After more than 15 tests and six months of doctors appointments, she found out she had fibromyalgia, a chronic condition that causes widespread pain, fatigue and fogginess. Exercise provides some relief, but the drugs made her sick.
"I will deal with the pain before I go back to those again," said Hemrick.
Then, a dermatologist recommended something new: spend time tanning.
"If I were to give a lecture to my dermatology colleagues about this, almost certainly some would find some tomatoes to throw at me," said dermatologist Dr Steven Feldman.
Feldman led a study that found fibromyalgia patients who were exposed to UV rays in a tanning bed over six weeks felt a decrease in pain compared to those who were in non-UV beds.

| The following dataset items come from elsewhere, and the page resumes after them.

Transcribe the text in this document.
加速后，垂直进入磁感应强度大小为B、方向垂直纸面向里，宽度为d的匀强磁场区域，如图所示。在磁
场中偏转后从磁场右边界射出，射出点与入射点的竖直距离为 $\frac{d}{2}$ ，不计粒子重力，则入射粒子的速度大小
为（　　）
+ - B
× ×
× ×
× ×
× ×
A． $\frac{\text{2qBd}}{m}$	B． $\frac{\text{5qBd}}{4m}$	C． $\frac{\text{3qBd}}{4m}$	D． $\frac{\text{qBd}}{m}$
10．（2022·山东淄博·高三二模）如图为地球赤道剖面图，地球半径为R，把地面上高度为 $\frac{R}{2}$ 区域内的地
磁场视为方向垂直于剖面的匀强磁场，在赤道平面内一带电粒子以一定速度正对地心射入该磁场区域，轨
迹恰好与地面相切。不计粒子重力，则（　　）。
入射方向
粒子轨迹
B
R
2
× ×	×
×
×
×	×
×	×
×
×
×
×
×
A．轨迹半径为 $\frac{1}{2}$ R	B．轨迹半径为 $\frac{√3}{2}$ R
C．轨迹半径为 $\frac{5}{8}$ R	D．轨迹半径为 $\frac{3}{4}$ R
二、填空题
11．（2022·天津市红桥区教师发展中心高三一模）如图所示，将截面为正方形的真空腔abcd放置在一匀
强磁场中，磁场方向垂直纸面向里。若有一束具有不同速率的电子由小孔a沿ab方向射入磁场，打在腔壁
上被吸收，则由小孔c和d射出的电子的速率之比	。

He says the UV rays cause the skin to release endorphins, feel-good molecules that ease pain and increase relaxation.
Other dermatologists say young people who use tanning beds have a 75 percent higher risk for melanoma.
"Just once using the tanning bed will give you enough DNA damage to increase your chance of skin cancer," said Dr. Shasa Hu, a dermatologist.
Hemrick says so far tanning is the only thing that provides relief.
"Nothing is completely free of any possible risk," said Feldman.
She's taking the risk because she says the alternative is to live in pain.
Last week a Food and Drug Administration advisory panel strongly urged the government to ban minors from tanning beds due to concerns over skin cancer. At that point, teenagers will need a doctor's consent to use a tanning bed.
Feldman says indoor tanning can been helpful in treating psoriasis and depression. But experts don't recommend tanning beds for anyone without these conditions.